We made some mistakes, perhaps on purpose:
- The collaboration was for an open group of participants to play the role of editor to Ryan's original submission. This is a very unusual role for most participants, and most chose to edit directly in ways that an editor accountable to both the institution and journalist would not.
- While there was a goal, there were no guidelines. Closest thing was pointing to the Wired Style Guide. There were no rules, norms or conventions. Unlike the Esquire experiment, there was no benefit from Wikipedia's established guidelines.
- Leadership was passive. Wired explictly did not edit the article and did not pass judgement.

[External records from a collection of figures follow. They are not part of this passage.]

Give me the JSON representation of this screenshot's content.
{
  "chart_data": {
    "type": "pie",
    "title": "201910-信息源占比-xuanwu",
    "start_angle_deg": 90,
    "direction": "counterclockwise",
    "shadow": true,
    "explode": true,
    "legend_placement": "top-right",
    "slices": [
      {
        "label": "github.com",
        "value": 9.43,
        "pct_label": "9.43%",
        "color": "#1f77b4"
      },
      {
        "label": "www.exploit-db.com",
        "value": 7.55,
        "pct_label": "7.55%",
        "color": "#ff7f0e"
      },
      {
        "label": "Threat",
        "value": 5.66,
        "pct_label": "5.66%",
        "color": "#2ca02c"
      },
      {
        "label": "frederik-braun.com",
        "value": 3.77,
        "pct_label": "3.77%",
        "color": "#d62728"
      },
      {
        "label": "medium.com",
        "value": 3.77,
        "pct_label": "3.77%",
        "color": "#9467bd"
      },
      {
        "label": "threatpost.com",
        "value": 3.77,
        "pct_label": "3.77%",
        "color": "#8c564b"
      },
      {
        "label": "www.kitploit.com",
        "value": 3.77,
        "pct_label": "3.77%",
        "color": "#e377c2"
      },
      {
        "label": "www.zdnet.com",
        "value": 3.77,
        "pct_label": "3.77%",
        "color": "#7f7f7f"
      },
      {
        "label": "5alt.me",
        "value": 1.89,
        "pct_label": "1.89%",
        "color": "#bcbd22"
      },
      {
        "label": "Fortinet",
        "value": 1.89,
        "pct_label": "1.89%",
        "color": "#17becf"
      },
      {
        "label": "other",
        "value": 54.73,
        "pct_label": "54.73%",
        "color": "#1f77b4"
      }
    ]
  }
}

The article initially evolved reasonably. A pattern I have seen before, say with sharing Wikified Books, where most of the contributions were lightweight and adding in references and associations that came to the minds of readers. Personally, I stayed out of the initial editing fray (Wired did too, more on that later) to leave room for others. But a wave of edits came in. Angela called it "here's my favorite wiki" links. This did reflect the topic of the article, a domain of vendors, open source and public wiki project managers. Almost every wiki vendor added a link to themselves and editing in their positioning. Part of this is a sad commentary about the space, I can tell you that if this experiment was done 2 years ago, the contributions would be more, uh, wiki-like.

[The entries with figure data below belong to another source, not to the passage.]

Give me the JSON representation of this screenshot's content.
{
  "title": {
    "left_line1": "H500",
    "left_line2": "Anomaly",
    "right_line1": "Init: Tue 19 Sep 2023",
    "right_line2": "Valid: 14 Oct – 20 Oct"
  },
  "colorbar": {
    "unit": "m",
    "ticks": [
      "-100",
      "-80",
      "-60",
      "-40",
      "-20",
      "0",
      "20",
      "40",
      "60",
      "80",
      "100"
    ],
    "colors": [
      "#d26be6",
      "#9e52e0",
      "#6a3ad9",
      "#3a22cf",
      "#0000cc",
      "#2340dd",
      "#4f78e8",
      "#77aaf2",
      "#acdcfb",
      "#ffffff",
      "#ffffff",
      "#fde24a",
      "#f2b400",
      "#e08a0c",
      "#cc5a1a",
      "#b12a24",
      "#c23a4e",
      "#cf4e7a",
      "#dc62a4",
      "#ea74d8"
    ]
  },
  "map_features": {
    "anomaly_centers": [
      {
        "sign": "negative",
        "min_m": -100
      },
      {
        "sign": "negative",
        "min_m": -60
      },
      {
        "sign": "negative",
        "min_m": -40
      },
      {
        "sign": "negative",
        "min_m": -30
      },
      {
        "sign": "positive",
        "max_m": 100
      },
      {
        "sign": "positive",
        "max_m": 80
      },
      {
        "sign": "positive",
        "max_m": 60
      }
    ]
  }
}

There were some real gems, particularly in the education section. One person took it upon themselves to interview an expert at Harvard after coordinating with Ryan and contributed a quote that persisted. Someone suggested an expert to Ryan on the Comments page, but he didn't have time to interview her. She got word of the experiment and contributed persistent edits herself. There was a minor dispute within the section, and some backchanneling between the parties, but the result stands.

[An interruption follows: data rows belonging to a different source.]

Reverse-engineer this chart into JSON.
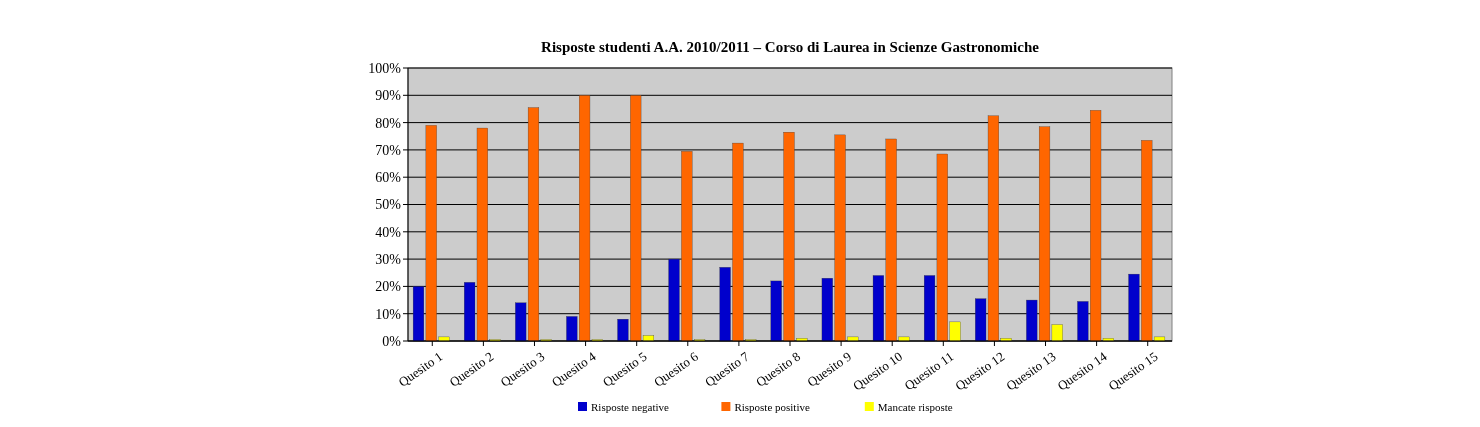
{
  "chart_data": {
    "type": "bar",
    "title": "Risposte studenti A.A. 2010/2011 – Corso di Laurea in Scienze Gastronomiche",
    "categories": [
      "Quesito 1",
      "Quesito 2",
      "Quesito 3",
      "Quesito 4",
      "Quesito 5",
      "Quesito 6",
      "Quesito 7",
      "Quesito 8",
      "Quesito 9",
      "Quesito 10",
      "Quesito 11",
      "Quesito 12",
      "Quesito 13",
      "Quesito 14",
      "Quesito 15"
    ],
    "series": [
      {
        "name": "Risposte negative",
        "color": "#0000cc",
        "values": [
          20,
          21.5,
          14,
          9,
          8,
          30,
          27,
          22,
          23,
          24,
          24,
          15.5,
          15,
          14.5,
          24.5
        ]
      },
      {
        "name": "Risposte positive",
        "color": "#ff6600",
        "values": [
          79,
          78,
          85.5,
          90,
          90,
          69.5,
          72.5,
          76.5,
          75.5,
          74,
          68.5,
          82.5,
          78.5,
          84.5,
          73.5
        ]
      },
      {
        "name": "Mancate risposte",
        "color": "#ffff00",
        "values": [
          1.5,
          0.5,
          0.5,
          0.5,
          2,
          0.5,
          0.5,
          1,
          1.5,
          1.5,
          7,
          1,
          6,
          1,
          1.5
        ]
      }
    ],
    "ylim": [
      0,
      100
    ],
    "yticks": [
      {
        "value": 0,
        "label": "0%"
      },
      {
        "value": 10,
        "label": "10%"
      },
      {
        "value": 20,
        "label": "20%"
      },
      {
        "value": 30,
        "label": "30%"
      },
      {
        "value": 40,
        "label": "40%"
      },
      {
        "value": 50,
        "label": "50%"
      },
      {
        "value": 60,
        "label": "60%"
      },
      {
        "value": 70,
        "label": "70%"
      },
      {
        "value": 80,
        "label": "80%"
      },
      {
        "value": 90,
        "label": "90%"
      },
      {
        "value": 100,
        "label": "100%"
      }
    ],
    "grid": "y",
    "legend": "bottom"
  }
}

At one point, someone stepped in made the first significant edit. They were kind enough to leave the remainder on what was the beginning of the Enumeration page, with an explanation:
Whereas the Wired Wiki story became too long, and became a soapbox for too many wiki, editors moved some of it to this page.
Hark, and know that you are upon an epic enumeration of wiki. Here, mentions of many wiki sites shall you find, and links shall you encounter.
At first I thought it was crazy, but then saw the wisdom. Unfortunately, this created a vacuum that was quickly filled with the same. Yesterday, with the deadline approaching, I thought the experiment would be a failure.
This morning there was a significant amount of edits, including some multiple detailed edits by one editor. Suddenly, the article was a story again. And the edits persisted.
At present, there is no plans for a community and I wouldn't say that one took root. But some common understanding was reached in a short period of time. I gained greater confirmation about some mediative techniques and moderation practices. There are better parts of the editorial process to apply this too, some proven already, and many happening behind the firewall, but much work to be done.
The result is a good story, dear reader (at the moment), I leave to you to judge.